High-throughput pipeline processing for 200+ sarcoma samples
Fully containerized for long-term reproducibility
Optimized server infrastructure with parallel execution
Accurate fusion detection using STAR, Arriba & STAR-Fusion
Karolinska University Hospital in Sweden is one of Europe’s leading medical research institutions, conducting advanced studies in genomics, oncology, and molecular diagnostics. Their research teams rely on large-scale RNA sequencing data to identify biomarkers and genetic events that support clinical and translational research.
The research team faced multiple technical and infrastructure-related bottlenecks, including:
Scalability issues when processing hundreds of RNA-seq datasets simultaneously
High memory consumption and tool instability in STAR, Arriba, and STAR-Fusion
Manual workflows slowing down data validation and preprocessing
Fragmented environments, causing version conflicts and inconsistent outputs
Complex multi-server deployment, making reproducibility difficult
Need for smooth transition from existing Nextflow components to a more modular Snakemake setup
These challenges prevented fast turnaround times and accurate, repeatable fusion detection for sarcoma samples.
We followed a structured, research-driven, and engineering-focused approach:
Technical Requirements Mapping - Defined data formats, research goals, quality thresholds, and desired report outputs
Pipeline Architecture Design - Created a modular, reproducible workflow using nf-core RNAfusion and Snakemake, ensuring flexibility and future expansion.
Tool Optimization Research - Benchmarked STAR, Arriba, STAR-Fusion, and other tools to identify optimal configurations.
Containerized Environment Setup - Built Conda environments and Singularity containers to prevent version drift.
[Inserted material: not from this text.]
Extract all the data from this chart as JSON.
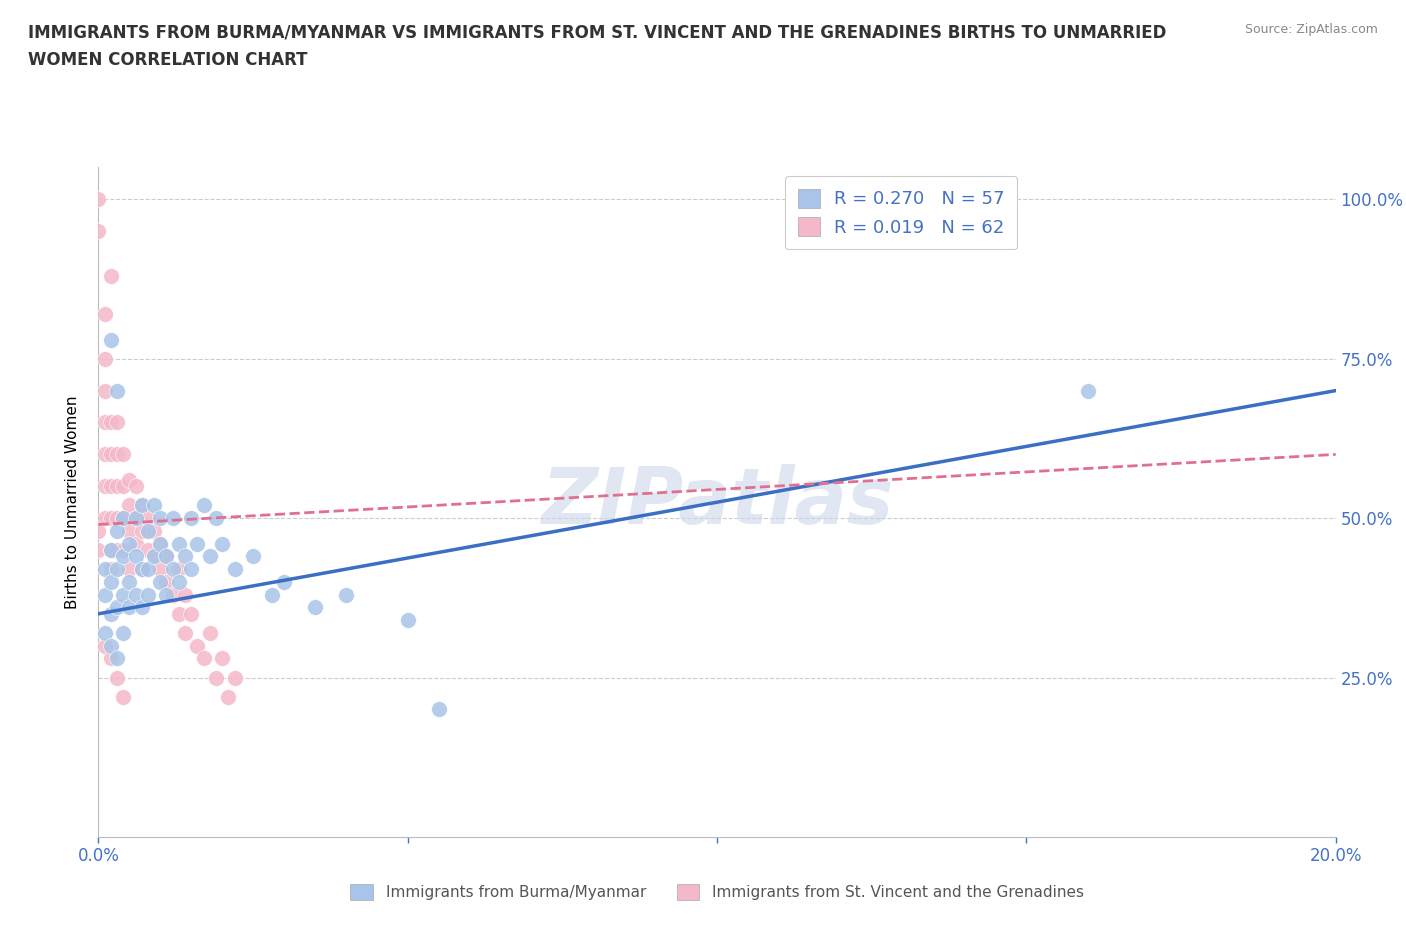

Infrastructure Planning - Architected Ubuntu server deployment with secure access, parallel job scheduling, and workflow automation.
Iterative Testing & Debugging - Ran multiple test cycles, identified memory leaks, validated genome references, and resolved software conflicts.
Iterative testing cycles to validate performance across different user journeys
A unified, scalable, and automated gene fusion detection ecosystem, including:
Modular RNA-seq pipeline using nf-core RNAfusion & Snakemake
Integration of industry-leading tools — STAR, Arriba, STAR-Fusion
Conda & Singularity containerization for reproducibility
Multi-server deployment for parallel, distributed execution
Automated data syncing from S3 cloud storage
Workflow validation with test datasets and real patient samples
Error debugging for memory, compatibility, and version issues
Documentation for long-term maintenance and future scalability
~40% faster data processing through optimized parallel execution
100% reproducible environment via Singularity & Conda
Significant reduction in workflow failures due to tool and memory optimization
High-confidence fusion detection integrated directly with downstream analysis tools
Modular pipeline ready for future expansion and additional research datasets
Modular Architecture allowed granular debugging, faster iteration, and flexible scaling
Containerized Environments ensured consistent results regardless of server differences
Optimized Resource Utilization reduced runtime and improved throughput
Strategic Tool Integration ensured accuracy across multiple gene fusion detection engines
Robust Infrastructure Setup allowed smooth deployment across various computing environments
All these elements combined to create a high-performance genomic analysis framework tailored for large-scale research applications.
Gene fusion detection requires careful tool-version control to avoid compatibility failures
Parallelization dramatically improves throughput in RNA-seq pipelines
Modularity is essential — non-modular pipelines create long-term technical debt
Memory optimization is critical for STAR and Arriba-based workflows
Cloud-to-local sync must be version-validated to maintain dataset integrity
These learnings allow us to build even better pipelines for future genomics clients.
The collaboration resulted in a powerful, scalable, and future-ready RNA-seq pipeline that empowers sarcoma researchers with accurate gene fusion insights. Vigous Technologies delivered a solution that blends precision, reproducibility, and automation — enabling long-term research impact and operational efficiency.